Money followed and the division of Labor was complete.

From then on the Butcher, Baker and Candlestick maker respectively would slice, bake and craft and a new species of man was born. The drone or worker would be assigned some monotonous task by a master destined never to experience building hunting or sawing again. His reward was some form of token currency which enabled him to consume goods of whose making he had no part and little idea.

We are still experiencing the psychological consequences of this disastrous disruption.
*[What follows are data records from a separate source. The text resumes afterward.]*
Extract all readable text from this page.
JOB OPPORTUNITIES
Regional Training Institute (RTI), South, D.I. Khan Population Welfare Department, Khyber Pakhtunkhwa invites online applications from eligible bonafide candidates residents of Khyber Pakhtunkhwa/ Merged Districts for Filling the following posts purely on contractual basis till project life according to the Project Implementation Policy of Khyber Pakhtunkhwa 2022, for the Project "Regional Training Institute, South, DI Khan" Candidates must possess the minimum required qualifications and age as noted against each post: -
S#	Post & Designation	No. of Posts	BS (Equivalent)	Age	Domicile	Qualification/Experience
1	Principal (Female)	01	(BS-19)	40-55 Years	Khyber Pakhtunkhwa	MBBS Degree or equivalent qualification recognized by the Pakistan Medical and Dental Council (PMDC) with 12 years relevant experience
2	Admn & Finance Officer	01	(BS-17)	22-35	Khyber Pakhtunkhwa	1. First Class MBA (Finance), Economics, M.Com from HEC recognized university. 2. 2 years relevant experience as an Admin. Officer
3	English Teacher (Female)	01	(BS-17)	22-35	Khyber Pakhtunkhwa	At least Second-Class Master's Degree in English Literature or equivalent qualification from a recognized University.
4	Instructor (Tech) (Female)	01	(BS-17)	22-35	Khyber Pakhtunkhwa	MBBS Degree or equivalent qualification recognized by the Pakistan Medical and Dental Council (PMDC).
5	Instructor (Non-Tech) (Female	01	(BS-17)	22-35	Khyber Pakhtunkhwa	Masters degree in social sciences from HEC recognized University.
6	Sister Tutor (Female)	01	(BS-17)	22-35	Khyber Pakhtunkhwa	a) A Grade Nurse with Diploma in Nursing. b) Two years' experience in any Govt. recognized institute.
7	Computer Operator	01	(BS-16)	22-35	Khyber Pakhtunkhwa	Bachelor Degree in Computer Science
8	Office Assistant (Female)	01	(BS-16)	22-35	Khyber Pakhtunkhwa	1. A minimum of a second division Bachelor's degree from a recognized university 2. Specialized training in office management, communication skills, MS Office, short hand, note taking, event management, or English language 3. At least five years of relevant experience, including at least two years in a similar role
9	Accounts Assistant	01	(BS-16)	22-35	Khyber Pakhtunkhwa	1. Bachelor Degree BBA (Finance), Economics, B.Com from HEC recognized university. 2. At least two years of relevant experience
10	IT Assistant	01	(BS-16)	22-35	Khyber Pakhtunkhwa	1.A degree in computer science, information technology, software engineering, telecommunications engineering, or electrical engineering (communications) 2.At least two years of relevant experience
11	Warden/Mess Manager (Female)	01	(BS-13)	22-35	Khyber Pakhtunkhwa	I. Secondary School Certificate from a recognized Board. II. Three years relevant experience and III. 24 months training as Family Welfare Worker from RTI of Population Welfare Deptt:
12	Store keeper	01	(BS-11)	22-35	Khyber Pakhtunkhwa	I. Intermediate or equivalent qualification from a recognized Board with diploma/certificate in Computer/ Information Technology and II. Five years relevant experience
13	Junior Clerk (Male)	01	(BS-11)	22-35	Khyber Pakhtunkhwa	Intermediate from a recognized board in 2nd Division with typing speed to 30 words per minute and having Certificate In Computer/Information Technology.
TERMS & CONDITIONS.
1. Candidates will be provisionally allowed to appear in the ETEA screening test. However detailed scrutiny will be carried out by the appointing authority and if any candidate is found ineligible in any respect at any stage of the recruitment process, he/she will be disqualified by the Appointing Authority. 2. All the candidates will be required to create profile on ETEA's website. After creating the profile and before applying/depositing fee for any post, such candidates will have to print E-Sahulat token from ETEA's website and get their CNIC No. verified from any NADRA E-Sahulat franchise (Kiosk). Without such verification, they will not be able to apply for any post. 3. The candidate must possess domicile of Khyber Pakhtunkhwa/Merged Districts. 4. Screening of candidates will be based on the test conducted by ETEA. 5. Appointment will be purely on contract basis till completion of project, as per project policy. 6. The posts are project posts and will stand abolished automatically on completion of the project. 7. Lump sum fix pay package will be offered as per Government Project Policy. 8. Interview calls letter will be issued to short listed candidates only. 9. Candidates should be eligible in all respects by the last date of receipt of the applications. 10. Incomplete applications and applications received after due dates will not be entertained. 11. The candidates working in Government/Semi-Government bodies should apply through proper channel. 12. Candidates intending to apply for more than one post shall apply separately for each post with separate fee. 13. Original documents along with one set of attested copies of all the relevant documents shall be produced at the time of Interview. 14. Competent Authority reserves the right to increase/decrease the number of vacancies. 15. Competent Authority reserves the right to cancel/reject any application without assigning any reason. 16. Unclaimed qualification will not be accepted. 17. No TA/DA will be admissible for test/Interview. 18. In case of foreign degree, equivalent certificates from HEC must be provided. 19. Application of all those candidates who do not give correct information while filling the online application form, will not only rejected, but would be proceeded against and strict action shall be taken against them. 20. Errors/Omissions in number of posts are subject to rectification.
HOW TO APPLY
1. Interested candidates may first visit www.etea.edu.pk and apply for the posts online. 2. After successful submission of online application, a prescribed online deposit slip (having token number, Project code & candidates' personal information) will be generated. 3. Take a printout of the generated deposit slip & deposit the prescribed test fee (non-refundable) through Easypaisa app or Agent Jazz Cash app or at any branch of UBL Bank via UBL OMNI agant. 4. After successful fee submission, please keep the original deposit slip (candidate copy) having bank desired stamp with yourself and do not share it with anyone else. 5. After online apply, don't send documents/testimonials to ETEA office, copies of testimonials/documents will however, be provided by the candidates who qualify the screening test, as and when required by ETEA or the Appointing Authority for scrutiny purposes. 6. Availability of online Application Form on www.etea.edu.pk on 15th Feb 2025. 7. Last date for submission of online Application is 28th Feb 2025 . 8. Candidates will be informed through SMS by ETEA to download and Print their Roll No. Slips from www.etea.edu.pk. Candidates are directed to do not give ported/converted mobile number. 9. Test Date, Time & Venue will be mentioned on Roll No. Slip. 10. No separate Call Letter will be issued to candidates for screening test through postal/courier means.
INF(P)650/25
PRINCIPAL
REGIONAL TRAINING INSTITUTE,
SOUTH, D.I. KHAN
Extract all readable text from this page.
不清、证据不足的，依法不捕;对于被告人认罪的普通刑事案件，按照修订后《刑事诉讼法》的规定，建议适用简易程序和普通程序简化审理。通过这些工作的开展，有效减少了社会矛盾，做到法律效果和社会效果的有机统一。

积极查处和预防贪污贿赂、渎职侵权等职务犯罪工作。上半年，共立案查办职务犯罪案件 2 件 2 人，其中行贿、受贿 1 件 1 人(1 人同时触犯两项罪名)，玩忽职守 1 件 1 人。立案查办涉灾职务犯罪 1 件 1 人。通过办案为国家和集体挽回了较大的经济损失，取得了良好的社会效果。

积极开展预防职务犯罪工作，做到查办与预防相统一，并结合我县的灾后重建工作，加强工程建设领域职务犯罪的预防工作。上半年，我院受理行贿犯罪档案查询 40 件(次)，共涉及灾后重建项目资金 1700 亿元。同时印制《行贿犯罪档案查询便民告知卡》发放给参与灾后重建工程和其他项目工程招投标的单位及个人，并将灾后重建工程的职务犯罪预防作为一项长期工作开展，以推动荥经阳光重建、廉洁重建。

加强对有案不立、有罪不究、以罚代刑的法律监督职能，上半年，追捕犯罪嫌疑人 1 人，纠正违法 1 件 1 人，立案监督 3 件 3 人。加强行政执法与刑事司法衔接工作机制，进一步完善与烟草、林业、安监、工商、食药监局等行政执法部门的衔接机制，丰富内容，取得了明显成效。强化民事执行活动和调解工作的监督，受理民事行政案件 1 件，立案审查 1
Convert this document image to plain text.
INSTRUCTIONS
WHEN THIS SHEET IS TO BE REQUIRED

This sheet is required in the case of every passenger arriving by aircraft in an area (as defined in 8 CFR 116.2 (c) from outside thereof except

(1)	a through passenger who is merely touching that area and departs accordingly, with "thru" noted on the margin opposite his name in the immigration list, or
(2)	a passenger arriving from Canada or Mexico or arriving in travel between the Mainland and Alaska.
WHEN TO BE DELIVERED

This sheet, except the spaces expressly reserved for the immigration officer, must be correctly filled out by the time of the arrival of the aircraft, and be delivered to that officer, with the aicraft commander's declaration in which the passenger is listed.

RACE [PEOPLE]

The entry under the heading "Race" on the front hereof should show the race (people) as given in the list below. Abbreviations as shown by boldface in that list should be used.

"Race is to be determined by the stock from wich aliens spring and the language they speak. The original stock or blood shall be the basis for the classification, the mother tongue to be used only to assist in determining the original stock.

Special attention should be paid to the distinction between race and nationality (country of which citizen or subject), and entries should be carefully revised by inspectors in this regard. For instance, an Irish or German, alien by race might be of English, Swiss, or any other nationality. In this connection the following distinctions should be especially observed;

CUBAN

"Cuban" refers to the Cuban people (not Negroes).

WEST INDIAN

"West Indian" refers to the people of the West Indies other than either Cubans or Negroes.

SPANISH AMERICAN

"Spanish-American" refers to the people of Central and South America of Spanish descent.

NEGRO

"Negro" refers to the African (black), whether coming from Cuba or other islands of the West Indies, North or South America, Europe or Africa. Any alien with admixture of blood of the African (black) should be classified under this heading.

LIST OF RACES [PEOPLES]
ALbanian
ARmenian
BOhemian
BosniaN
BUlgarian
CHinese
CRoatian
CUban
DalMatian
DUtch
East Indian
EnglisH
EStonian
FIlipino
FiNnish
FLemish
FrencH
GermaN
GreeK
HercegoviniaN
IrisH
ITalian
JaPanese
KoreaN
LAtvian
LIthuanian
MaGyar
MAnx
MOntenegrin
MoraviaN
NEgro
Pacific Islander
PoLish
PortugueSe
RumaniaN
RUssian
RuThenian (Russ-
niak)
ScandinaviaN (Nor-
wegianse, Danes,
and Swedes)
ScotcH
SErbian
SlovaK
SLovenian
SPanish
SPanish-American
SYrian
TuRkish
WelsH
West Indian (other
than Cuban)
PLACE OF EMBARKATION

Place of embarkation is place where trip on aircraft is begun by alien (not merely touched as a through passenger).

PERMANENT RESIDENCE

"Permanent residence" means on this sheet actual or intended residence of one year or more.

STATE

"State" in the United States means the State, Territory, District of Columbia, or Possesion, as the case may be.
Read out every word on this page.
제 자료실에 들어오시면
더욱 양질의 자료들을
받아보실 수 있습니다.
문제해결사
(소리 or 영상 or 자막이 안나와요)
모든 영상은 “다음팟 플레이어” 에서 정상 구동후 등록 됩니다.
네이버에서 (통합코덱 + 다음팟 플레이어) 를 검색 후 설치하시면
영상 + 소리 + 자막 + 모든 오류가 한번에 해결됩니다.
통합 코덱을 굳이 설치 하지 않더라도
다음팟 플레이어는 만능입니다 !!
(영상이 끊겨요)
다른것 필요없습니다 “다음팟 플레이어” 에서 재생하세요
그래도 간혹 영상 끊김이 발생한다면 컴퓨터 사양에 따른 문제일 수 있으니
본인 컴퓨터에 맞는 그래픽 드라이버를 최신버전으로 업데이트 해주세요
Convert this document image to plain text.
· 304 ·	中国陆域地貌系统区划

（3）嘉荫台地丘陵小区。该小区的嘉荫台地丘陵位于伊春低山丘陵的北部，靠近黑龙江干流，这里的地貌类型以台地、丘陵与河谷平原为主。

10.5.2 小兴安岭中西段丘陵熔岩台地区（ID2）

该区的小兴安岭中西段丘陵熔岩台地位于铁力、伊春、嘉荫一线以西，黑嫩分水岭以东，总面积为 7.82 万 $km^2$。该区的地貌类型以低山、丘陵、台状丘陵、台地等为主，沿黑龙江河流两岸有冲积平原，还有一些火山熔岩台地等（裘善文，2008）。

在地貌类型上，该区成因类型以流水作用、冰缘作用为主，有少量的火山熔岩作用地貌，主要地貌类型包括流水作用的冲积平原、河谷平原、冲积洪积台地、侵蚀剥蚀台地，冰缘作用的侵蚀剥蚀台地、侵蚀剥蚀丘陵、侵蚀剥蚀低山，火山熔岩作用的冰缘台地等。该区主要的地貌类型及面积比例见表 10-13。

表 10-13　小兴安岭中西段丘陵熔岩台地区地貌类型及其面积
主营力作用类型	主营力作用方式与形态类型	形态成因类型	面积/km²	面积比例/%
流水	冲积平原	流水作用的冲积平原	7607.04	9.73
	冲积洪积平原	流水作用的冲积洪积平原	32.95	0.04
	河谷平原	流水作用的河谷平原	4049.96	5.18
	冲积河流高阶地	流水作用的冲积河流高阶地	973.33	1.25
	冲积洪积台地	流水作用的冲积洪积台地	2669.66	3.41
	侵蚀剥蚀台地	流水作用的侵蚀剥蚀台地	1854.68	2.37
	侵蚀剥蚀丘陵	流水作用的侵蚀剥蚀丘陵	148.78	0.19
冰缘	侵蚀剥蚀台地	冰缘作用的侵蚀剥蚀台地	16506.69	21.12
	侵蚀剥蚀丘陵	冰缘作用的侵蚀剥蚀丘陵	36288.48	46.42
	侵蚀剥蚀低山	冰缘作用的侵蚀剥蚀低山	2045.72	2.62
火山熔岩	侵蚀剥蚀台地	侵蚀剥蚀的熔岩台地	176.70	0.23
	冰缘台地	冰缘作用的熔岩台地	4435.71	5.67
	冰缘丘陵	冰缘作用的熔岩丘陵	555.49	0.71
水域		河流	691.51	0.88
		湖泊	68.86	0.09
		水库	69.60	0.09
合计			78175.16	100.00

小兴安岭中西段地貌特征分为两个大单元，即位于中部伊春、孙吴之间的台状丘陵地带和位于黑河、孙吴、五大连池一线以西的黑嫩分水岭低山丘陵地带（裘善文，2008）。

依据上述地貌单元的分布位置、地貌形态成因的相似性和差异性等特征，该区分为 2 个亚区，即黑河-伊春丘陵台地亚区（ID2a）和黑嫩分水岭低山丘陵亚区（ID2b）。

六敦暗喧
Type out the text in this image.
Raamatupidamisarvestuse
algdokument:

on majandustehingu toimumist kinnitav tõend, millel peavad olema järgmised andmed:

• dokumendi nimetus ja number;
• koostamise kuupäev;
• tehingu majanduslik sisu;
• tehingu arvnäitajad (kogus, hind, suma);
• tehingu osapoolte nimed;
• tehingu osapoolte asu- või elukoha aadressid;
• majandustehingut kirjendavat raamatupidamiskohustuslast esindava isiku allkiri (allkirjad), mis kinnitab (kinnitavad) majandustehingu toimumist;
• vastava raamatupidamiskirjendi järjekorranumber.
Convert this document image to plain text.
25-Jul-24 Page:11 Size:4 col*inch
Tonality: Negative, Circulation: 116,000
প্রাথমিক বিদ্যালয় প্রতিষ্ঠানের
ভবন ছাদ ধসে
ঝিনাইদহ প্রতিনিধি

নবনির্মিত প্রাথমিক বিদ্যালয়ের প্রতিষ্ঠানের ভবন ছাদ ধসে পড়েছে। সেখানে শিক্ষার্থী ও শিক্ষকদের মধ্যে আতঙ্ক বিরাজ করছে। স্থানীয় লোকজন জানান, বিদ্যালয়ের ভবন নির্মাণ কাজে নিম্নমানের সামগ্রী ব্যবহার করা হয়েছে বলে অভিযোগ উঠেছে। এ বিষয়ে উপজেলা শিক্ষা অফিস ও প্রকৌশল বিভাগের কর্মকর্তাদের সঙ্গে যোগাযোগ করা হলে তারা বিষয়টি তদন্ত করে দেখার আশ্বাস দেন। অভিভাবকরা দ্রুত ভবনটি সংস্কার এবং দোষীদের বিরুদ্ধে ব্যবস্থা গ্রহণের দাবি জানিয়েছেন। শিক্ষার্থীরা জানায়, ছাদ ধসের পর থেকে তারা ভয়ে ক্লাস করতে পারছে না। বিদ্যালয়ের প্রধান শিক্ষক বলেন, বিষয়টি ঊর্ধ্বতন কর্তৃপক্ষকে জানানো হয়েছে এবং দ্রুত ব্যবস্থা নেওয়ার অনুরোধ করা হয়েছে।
Exchanging heaven for hell, hot air for a cool breeze, cold comfort for change.

Today, we attempt to reclaim our lost creativity with meaningless hobbies and distractions (watching others live adventure or be creative) but the fact remains that our direct livelihood (food, shelter) is completely out of our hands and only indirectly possible as long as we toil for a master and earn money.

Where it was formerly self evident that a man who does not fetch his own food will hunger we now have the artificial (& legal) understanding that though the shops be full of food bound to spoil no hungry soul may receive anything if he does not have money. Toil has become necessary for existence. If you try to eat without money you will be imprisoned for the impunity. You may not have decided to be born, but you will pay for the privelege.

Worse stilOl, one man may toil for a day and earn more than another in a year. And as the millionaire toils all year he amasses hundreds or even thousands more moneyand this drains natural resources at an exorbitant rate. Yet society admires their success, ignoring the fact that they use more resources. Perversely we consider overpopulation to be the real problem arguing that a 100 poor folk consume more resources than one millionaire. So reproduction comes to be the perceived problem and not inordinate wealth or unfettered greed.